Eventually her parents paid for an appointment with a private rheumatologist, who diagnosed Gill with systemic lupus erythematosus (SLE), an autoimmune disease that attacks the body’s cells and tissue. “It seemed obvious to me that it was related to the Stelazine and the rheumatologist confirmed that it was the side effects that caused the SLE. It’s a condition that can affect you for life, or even kill you, so I was lucky.”

Unfortunately, Gill’s experiences are all too common among people affected by mental illness, who die on average 20 years younger than the general population, mostly as a result of preventable physical health conditions. For example, they are two to three times more likely to develop type 2 diabetes and twice as likely to die from heart disease.

Taking physical health seriously

Gill’s story points to a number of the key factors that contribute to these alarming statistics: poor monitoring of physical health, inadequate explanation of medication side effects and failure by health professionals to take people with mental illness seriously when they raise concerns about their physical health.

Medication is a huge issue here, with antipsychotics in particular often causing dramatic weight gain, which in turn can lead to heart disease, diabetes, raised cholesterol and blood pressure, stroke, colon cancer and sexual dysfunction. Yet, as in Gill’s case, people are often not given comprehensive information about the potential side effects that could result from the medication prescribed to them. The Care Quality Commission’s survey of community mental health services 2011 showed that more than half of people taking medication for mental illness felt that they could have been given more information about side effects and 28% were not given any information at all. This leaves people less equipped to notice side effects, and less empowered to raise concerns about them.

Check it out

In a bid to tackle these problems, Rethink Mental Illness has launched a range of resources designed to give mental health professionals the confidence and tools to address the physical health needs of the people they support.

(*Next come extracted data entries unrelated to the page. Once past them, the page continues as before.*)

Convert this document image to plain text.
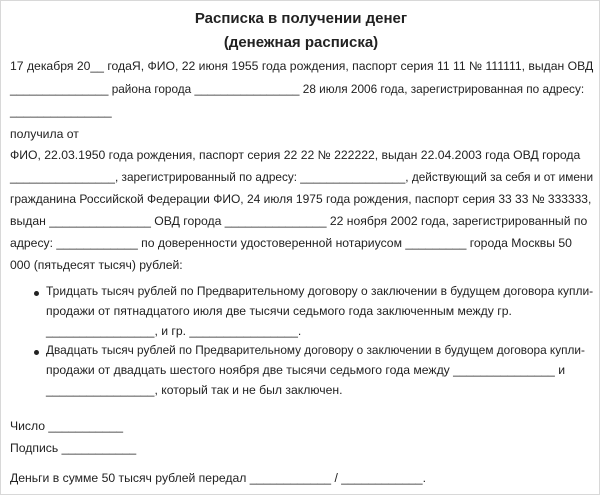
Расписка в получении денег
(денежная расписка)
17 декабря 20__ годаЯ, ФИО, 22 июня 1955 года рождения, паспорт серия 11 11 № 111111, выдан ОВД
_______________ района города ________________ 28 июля 2006 года, зарегистрированная по адресу:
_______________
получила от
ФИО, 22.03.1950 года рождения, паспорт серия 22 22 № 222222, выдан 22.04.2003 года ОВД города
________________, зарегистрированный по адресу: ________________, действующий за себя и от имени
гражданина Российской Федерации ФИО, 24 июля 1975 года рождения, паспорт серия 33 33 № 333333,
выдан _______________ ОВД города _______________ 22 ноября 2002 года, зарегистрированный по
адресу: ____________ по доверенности удостоверенной нотариусом _________ города Москвы 50
000 (пятьдесят тысяч) рублей:
Тридцать тысяч рублей по Предварительному договору о заключении в будущем договора купли-
продажи от пятнадцатого июля две тысячи седьмого года заключенным между гр.
________________, и гр. ________________.
Двадцать тысяч рублей по Предварительному договору о заключении в будущем договора купли-
продажи от двадцать шестого ноября две тысячи седьмого года между _______________ и
________________, который так и не был заключен.
Число ___________
Подпись ___________
Деньги в сумме 50 тысяч рублей передал ____________ / ____________.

These include the Physical Health Check (PHC), a tool designed to improve the monitoring of physical health by encouraging a conversation between the practitioner and the patient about their physical health, identifying any unmet health needs or problems, and deciding together what action to take.

Vanessa Pinfold is a research fellow at Rethink Mental Illness and was closely involved in the development of the PHC. She says that what sets it apart from other systems for monitoring physical health is the philosophy and vision underlying it: “The aim is to encourage an empowering dialogue between the practitioner and the person being treated, which enhances the therapeutic relationship. In that way it’s very different to a lot of standardised assessment systems – it’s not a screening questionnaire, and it’s not meant to be a box-ticking exercise. Instead, we want the PHC to enable clinicians to have a conversation with the people they support about their physical health needs, and to decide on a joint action plan together.”

Key health risks advice

Another resource being used in Lancashire is free e-learning training, developed by Rethink Mental Illness, which offers information and advice on some of the key health risks affecting people with mental illness.

Rhett Pomfret, a support time and recovery worker in Lancashire with a particular focus on physical health, says that information contained in the e-learning package about ethnicity and sexual health was particularly useful. “We’re already used to talking to people about their diet and drinking and so on, but you might have tended to avoid the sexual health issues, because you might think ‘what if they tell me something and I don’t know the answer,’ or ‘how do I approach that issue?’. The training package is pitched at the right level, it brings all the relevant issues together in the right detail and points people in the right direction to approach it.”

Pierce believes that the value of using these resources cannot be underestimated and he points to a number of cases in which physical problems identified using the PHC would have otherwise developed into fatal conditions. “Because we’d asked the right questions, we’d identified people who developed breast lumps or testicular lumps and we were able to get them seen by their GPs and get treatment. It’s very likely that without having done that, those conditions would have developed to the stage where they weren’t treatable. I think it’s not hyperbole to say that having done this for a year, it has probably saved one or two people’s lives.”